Building Information Model (BIM) encompasses mass of data specified by Industry Foundation Classes (IFC) from multiple fields during the whole lifecycle of the Architecture, Engineering and Construction (AEC) project. Recently, a large international initiative is launched to provide extensive support that will facilitate the creation, sharing and integration for BIM through all professions in the AEC industry, while few bend their mind to intelligent BIM data mining, which will improve the value of BIM. As the Information becoming increasingly rich and complicated, utilization of the data is getting harder, particularly for personnel without extensive knowledge of IFC specifications.

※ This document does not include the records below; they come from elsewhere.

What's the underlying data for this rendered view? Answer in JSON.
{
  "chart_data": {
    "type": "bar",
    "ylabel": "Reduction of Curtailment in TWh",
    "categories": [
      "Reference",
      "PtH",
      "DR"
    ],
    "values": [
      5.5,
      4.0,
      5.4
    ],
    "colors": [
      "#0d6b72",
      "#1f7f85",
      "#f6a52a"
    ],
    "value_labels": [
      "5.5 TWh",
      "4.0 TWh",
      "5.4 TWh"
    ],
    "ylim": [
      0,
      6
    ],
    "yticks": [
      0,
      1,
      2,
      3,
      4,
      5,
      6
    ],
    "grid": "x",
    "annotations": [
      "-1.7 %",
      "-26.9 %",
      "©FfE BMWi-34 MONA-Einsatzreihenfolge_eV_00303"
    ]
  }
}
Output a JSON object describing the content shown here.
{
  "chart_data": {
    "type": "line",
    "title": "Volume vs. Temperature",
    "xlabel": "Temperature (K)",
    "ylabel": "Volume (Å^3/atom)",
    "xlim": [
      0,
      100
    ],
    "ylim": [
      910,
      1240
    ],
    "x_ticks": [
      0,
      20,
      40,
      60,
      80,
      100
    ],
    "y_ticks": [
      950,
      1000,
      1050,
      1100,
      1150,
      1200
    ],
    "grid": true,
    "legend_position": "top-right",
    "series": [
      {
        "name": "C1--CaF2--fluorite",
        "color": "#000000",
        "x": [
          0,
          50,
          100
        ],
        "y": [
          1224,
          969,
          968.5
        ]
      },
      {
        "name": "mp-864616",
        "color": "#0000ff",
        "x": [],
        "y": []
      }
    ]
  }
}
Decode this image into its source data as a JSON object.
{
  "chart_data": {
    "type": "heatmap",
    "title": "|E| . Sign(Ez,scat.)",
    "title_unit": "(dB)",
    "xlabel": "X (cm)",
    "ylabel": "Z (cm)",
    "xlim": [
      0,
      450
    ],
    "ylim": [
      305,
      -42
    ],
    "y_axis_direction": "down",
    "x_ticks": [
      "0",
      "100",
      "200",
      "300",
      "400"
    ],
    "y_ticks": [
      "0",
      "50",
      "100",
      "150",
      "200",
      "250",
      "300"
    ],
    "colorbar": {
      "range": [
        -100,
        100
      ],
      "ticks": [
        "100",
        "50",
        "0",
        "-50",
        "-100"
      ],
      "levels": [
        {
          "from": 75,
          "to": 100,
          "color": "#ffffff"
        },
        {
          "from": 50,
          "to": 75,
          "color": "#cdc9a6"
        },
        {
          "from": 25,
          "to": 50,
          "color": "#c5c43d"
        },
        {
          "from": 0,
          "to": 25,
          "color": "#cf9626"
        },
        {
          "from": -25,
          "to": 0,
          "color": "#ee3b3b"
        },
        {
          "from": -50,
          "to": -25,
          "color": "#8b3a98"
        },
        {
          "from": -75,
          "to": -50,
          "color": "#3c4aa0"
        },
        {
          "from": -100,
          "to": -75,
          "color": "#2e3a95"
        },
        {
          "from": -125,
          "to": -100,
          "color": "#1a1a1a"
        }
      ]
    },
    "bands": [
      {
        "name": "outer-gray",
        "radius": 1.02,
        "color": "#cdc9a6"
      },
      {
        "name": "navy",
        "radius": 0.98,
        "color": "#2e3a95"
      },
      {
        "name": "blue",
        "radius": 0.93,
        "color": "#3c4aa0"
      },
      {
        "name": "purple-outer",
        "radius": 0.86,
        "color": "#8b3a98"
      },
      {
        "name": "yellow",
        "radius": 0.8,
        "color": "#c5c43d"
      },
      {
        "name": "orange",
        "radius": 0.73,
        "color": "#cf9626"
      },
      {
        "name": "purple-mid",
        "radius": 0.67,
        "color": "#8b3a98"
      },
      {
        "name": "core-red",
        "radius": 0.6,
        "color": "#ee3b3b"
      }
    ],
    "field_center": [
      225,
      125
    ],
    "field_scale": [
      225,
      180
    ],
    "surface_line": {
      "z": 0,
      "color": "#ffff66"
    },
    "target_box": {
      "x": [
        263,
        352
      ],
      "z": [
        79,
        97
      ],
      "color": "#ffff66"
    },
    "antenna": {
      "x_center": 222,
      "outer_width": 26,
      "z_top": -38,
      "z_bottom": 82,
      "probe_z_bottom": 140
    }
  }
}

This paper proposes a framework utilizing Natural Language Processing (NLP) and International Framework for Dictionaries (IFD) to address the intelligent BIM data mining problem. First, user requirements depicted with a sentence of natural language are processed for keywords extraction by NLP. Then, keywords will map to IFC entities (or properties) through IFD-driven mapping mechanism, providing information for data retrieval and analyzing. Finally, the analyzed results of BIM data collected by previous research and application will be represented in accordance with its format such as tables, charts, animations or combination of them. The framework provides an intelligent data mining and multi-aspect data representation method for users without any special training, thus enhancing the applicable value of BIM.
Practical application results in construction management illustrates that with semantic understanding of his/her intention in natural language, user concerned data will be automatically retrieved, analyzed and represented in a suitable form, which is of great benefit for corporations without requiring extremely technological users, facilitating BIM application and enhancing the value of BIM.